Mini-tumours created in laboratory to battle cancer
The new scientific tool spares patients the brutal side-effects of a drug that will not work. Results could come in a couple of months
Scientists have been able to predict how cancer patients will respond to therapy by growing miniature versions of their tumours in the laboratory, BBC reports.
The study in the journal Science was 100% accurate at telling which drugs would fail and this could spare patients from unnecessary side-effects.
Biopsies of 71 patients with advanced colorectal cancer were taken and then grown into miniature 3D cancerous organs in the laboratory by the scientific team.
The new scientific technique is in fact growing "organoids" and even tiny brains have been made in the lab. Researchers treated each organoid with the same drug doctors gave to the patient in the clinic.
The new scientific tool spares patients the brutal side-effects of a drug that will not work. Results could come in a couple of months.

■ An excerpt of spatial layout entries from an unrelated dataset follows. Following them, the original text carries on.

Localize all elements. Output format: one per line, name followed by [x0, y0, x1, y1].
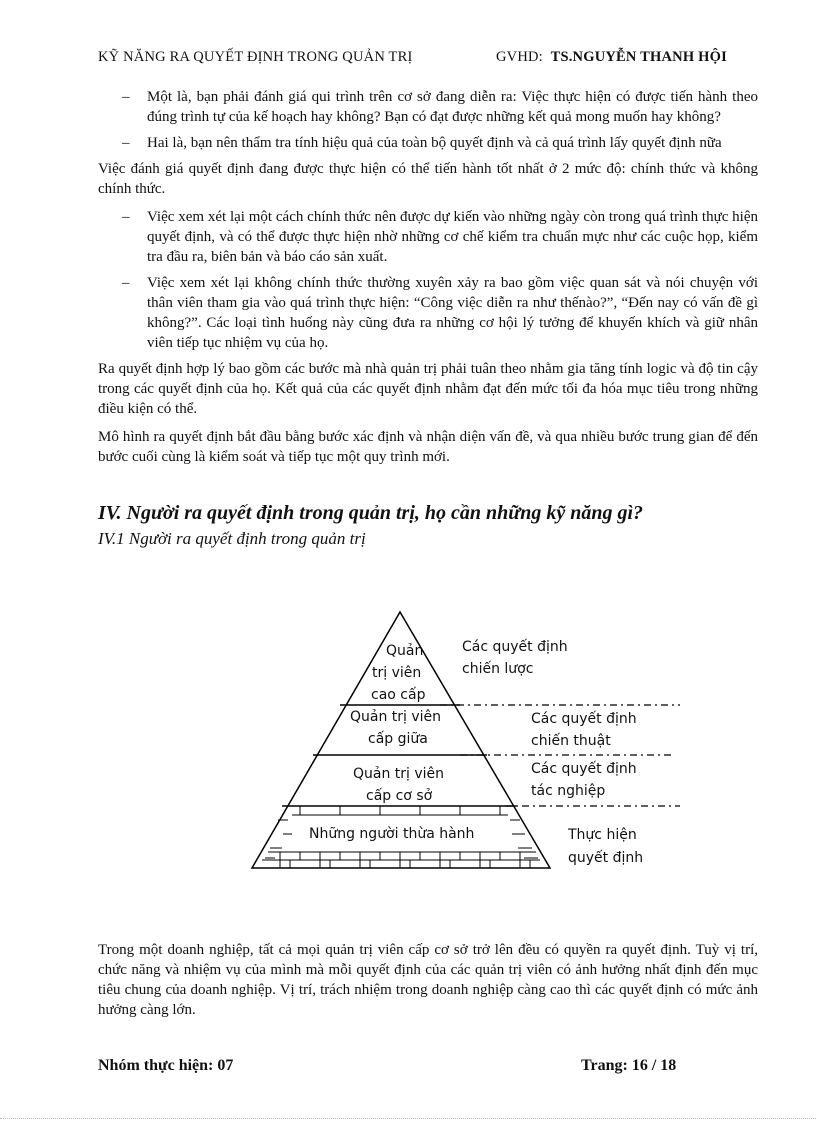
tactical-decisions-label-1: Các quyết định [531, 711, 637, 727]
list-item [98, 133, 758, 153]
tier-top-label-1: Quản [386, 643, 424, 659]
dash-icon: – [122, 135, 130, 151]
advisor-name: TS.NGUYỄN THANH HỘI [550, 49, 727, 65]
paragraph-evaluation-levels: Việc đánh giá quyết định đang được thực hiện có thể tiến hành tốt nhất ở 2 mức độ: chính thức và không chính thức. [98, 161, 758, 197]
dash-icon: – [122, 209, 130, 225]
execution-label-1: Thực hiện [568, 827, 637, 843]
operational-decisions-label-1: Các quyết định [531, 761, 637, 777]
list-item [98, 207, 758, 267]
execution-label-2: quyết định [568, 850, 644, 866]
tier-top-label-2: trị viên [372, 665, 422, 681]
page-bottom-divider [0, 1118, 816, 1119]
review-types-list [98, 207, 758, 353]
section-heading: IV. Người ra quyết định trong quản trị, họ cần những kỹ năng gì? [98, 502, 644, 524]
tactical-decisions-label-2: chiến thuật [531, 733, 611, 749]
tier-lower-label-2: cấp cơ sở [366, 788, 433, 804]
paragraph-decision-authority: Trong một doanh nghiệp, tất cả mọi quản trị viên cấp cơ sở trở lên đều có quyền ra quyết định. Tuỳ vị trí, chức năng và nhiệm vụ của mình mà mỗi quyết định của các quản trị viên có ảnh hưởng nhất định đến mục tiêu chung của doanh nghiệp. Vị trí, trách nhiệm trong doanh nghiệp càng cao thì các quyết định có mức ảnh hưởng càng lớn. [98, 942, 758, 1018]
evaluation-steps-list [98, 87, 758, 153]
dash-icon: – [122, 89, 130, 105]
list-item-text: Hai là, bạn nên thẩm tra tính hiệu quả của toàn bộ quyết định và cả quá trình lấy quyết định nữa [147, 135, 722, 151]
group-number: Nhóm thực hiện: 07 [98, 1057, 234, 1074]
tier-middle-label-2: cấp giữa [368, 731, 428, 747]
header-title: KỸ NĂNG RA QUYẾT ĐỊNH TRONG QUẢN TRỊ [98, 49, 413, 65]
tier-top-label-3: cao cấp [371, 687, 426, 703]
advisor-label: GVHD: [496, 49, 543, 65]
list-item-text: Việc xem xét lại một cách chính thức nên được dự kiến vào những ngày còn trong quá trình thực hiện quyết định, và có thể được thực hiện nhờ những cơ chế kiểm tra chuẩn mực như các cuộc họp, kiểm tra đầu ra, biên bản và báo cáo sản xuất. [147, 209, 758, 265]
tier-base-label: Những người thừa hành [309, 826, 475, 842]
list-item-text: Một là, bạn phải đánh giá qui trình trên cơ sở đang diễn ra: Việc thực hiện có được tiến hành theo đúng trình tự của kế hoạch hay không? Bạn có đạt được những kết quả mong muốn hay không? [147, 89, 758, 125]
list-item [98, 87, 758, 127]
paragraph-decision-model: Mô hình ra quyết định bắt đầu bằng bước xác định và nhận diện vấn đề, và qua nhiều bước trung gian để đến bước cuối cùng là kiểm soát và tiếp tục một quy trình mới. [98, 429, 758, 465]
list-item [98, 273, 758, 353]
dash-icon: – [122, 275, 130, 291]
header-advisor [496, 49, 727, 66]
tier-lower-label-1: Quản trị viên [353, 766, 445, 782]
paragraph-rational-decision: Ra quyết định hợp lý bao gồm các bước mà nhà quản trị phải tuân theo nhằm gia tăng tính logic và độ tin cậy trong các quyết định của họ. Kết quả của các quyết định nhằm đạt đến mức tối đa hóa mục tiêu trong những điều kiện có thể. [98, 361, 758, 417]
operational-decisions-label-2: tác nghiệp [531, 783, 606, 799]
page-number: Trang: 16 / 18 [581, 1057, 677, 1074]
main-content [98, 87, 758, 549]
strategic-decisions-label-2: chiến lược [462, 661, 534, 677]
strategic-decisions-label-1: Các quyết định [462, 639, 568, 655]
tier-middle-label-1: Quản trị viên [350, 709, 442, 725]
subsection-heading: IV.1 Người ra quyết định trong quản trị [98, 529, 366, 548]
list-item-text: Việc xem xét lại không chính thức thường xuyên xảy ra bao gồm việc quan sát và nói chuyện với thân viên tham gia vào quá trình thực hiện: “Công việc diễn ra như thếnào?”, “Đến nay có vấn đề gì không?”. Các loại tình huống này cũng đưa ra những cơ hội lý tưởng để khuyến khích và giữ nhân viên tiếp tục nhiệm vụ của họ. [147, 275, 758, 351]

The results showed 2 basic principles:
If the drug worked in the organoids, it worked 88% of the time in the patient
If the drug failed in the organoids, it failed 100% of the time in the patient
For the first time we proved these organoids not only resembled the biology of metastatic cancer, but also mirror what we see in the clinic", commented Dr Nicola Valeri, from the Institute of Cancer Research in London.
Previous attempts to predict how patients would respond to treatment included making "cancer avatars". That means essentially mice with the patient's cancer growing in them.
But getting the answers quickly enough to inform treatment has always been the challenge.
"With this tool we can get results in a couple of months and I think we can get even faster", d-r Valeri said.